Formula for continuously dividing by 2 I was helping my daughter with her physics homework. The problem had a bee flying back and forth between two bikes moving toward each other.
The question was to see how far the bee traveled. Turned out that the first trip was 15km. The second was 7.5km. The third was 3.75km and the fourth was 1.875. (We estimated that the final answer was 30km)
I realized that each trip was half as far as the last one. But the total was not possible to calculate because there would technically be infinite trips.
As I tried to think of a way to express this mathematically, it reminded me of my long ago calculus classes. (I don’t use calculus in my day job, so I have mostly forgotten it.)
I am done with what my daughter needs to show for her problem, but I am curious:
How do you express and solve dividing a number by two and then repeatedly taking the quotient and dividing by two, getting the sum of all those numbers?
For example:
 15 + 15/2 + 7.5/2 + 3.75/2 + 1.875/2 + ...... + 15/2^(n-1)=30

 A: The first thing to recognize is that repeatedly dividing by 2 is the same as repeatedly multiplying by 1/2. This seemingly irrelevant change is important because you'll find more information about repeated multiplication, simply because we prefer to talk about multiplication instead of division when possible.
Finding the sum of repeated multiplications is known as finding the sum of a geometric series; the values you computed are known as its terms. The sum of finitely many terms (starting from the first and adding each of them until some number of them have been included) is known as a partial sum. We can even talk about the sum of the whole series, which is the limit of the partial sums viewed as a sequence.
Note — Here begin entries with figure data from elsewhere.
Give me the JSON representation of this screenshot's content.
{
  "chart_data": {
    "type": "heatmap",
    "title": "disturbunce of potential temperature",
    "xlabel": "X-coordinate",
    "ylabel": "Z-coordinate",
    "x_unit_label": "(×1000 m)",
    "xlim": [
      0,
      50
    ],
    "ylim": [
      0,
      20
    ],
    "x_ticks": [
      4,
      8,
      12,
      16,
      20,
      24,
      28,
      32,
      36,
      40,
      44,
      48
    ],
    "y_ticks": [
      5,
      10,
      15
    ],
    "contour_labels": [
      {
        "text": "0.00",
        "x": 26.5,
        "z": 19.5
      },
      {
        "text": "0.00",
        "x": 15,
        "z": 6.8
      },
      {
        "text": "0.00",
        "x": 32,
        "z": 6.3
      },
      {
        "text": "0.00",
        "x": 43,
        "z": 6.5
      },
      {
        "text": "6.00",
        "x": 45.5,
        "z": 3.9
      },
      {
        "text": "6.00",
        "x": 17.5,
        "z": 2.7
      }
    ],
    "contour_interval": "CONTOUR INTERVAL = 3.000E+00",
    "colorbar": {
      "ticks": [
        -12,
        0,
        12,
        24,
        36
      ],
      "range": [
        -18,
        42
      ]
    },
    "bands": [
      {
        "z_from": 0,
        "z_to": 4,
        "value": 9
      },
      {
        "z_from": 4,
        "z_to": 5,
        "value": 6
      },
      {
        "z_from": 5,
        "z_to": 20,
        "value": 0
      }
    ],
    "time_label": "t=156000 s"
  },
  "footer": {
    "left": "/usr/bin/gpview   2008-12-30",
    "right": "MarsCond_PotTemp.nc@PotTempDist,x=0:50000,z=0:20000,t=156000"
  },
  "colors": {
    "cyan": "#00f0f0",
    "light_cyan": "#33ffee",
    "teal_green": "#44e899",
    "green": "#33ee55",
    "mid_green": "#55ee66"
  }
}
This should provide some search terms if you want to know more, but here's what you'd be likely to find in, say, a high school algebra class: a formula for any partial sum and a formula for the sum. Call the first term $a$ (for your problem, $15$) and let $r$ be such that the second term is $ar$ (i.e., let $r$ be the ratio between terms; and for your problem, $1/2$). Assuming $r \ne 1$, then the partial sum of the first $n$ terms is $a\left(\dfrac{1-r^n}{1-r}\right)$. If and only if $|r| < 1$, then the sum exists and is $\dfrac{a}{1-r}$.